The ECB’s ongoing interest rate hiking course (3.5% highest level since 2001 and more to follow) is worrying. It puts unnecessary pressure on companies and households and discourages financial support programmes.
The past few weeks have been marked by massive workers’ mobilisations across Europe, with trade unions at their forefront:
Romania: The biggest general teachers’ strike in the past 18 years, which concluded with a 25% wage increase with immediate effect. Healthcare workers and railway workers, as well as workers in companies in the metal sector, organised spontaneous strike actions.
Czech Republic: OS KOVO organised a huge protest on 27 June and issued a strike alert to fight against the government’s austerity reform, which includes increased retirement age, lower pensions, higher VAT, and more expensive energy.
Belgium: trade unions organised a protest against recent attacks on the right to strike and achieved the postponement of a reform that would have limited the right of workers to engage in certain forms of protests.
Finland: the recently elected right-wing government is also planning a reform that would reduce unemployment benefits, decentralise collective bargaining and limit the right to strike. Trade unions are prepared for action if the government follows through with the plans.
Isabelle Barthès, Deputy General Secretary of industriAll Europe, says:
“We are extremely concerned about the frugal turn which the European Commission seems to be taking with the disappointing announcement regarding the review of the EU budget and the worrying signs coming from the debates on the reform of the European economic rules.”

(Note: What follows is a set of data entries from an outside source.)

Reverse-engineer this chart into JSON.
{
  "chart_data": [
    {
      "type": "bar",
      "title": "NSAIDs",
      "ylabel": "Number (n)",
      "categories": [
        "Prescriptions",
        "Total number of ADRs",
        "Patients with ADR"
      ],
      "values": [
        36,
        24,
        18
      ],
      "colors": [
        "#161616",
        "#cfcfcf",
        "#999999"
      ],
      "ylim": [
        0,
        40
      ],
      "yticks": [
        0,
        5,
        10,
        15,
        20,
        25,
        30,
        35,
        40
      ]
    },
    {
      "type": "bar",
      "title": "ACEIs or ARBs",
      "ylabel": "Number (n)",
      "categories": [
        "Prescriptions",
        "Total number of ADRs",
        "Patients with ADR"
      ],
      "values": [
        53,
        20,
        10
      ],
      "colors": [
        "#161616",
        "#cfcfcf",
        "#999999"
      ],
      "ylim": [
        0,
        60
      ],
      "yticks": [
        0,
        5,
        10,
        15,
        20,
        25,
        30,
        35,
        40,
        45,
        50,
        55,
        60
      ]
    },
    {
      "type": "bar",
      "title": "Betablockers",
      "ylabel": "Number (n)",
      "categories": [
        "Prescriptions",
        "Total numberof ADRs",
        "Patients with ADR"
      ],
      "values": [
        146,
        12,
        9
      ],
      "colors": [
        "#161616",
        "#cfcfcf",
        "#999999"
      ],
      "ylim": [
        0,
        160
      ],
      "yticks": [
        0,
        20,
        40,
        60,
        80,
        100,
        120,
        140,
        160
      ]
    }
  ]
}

“To us, the message is clear: No support for workers and industry in the new budget, and potential rigid caps on Members States’ capacities to invest in the new economic rules. This means ‘Austerity 2.0’. It means that workers are once again expected to foot the bill, while big business is profiteering. But the trade union movement won’t sit and watch the injustice unfolding. Together with the ETUC, we are campaigning against the new wave of austerity which is currently in the making.”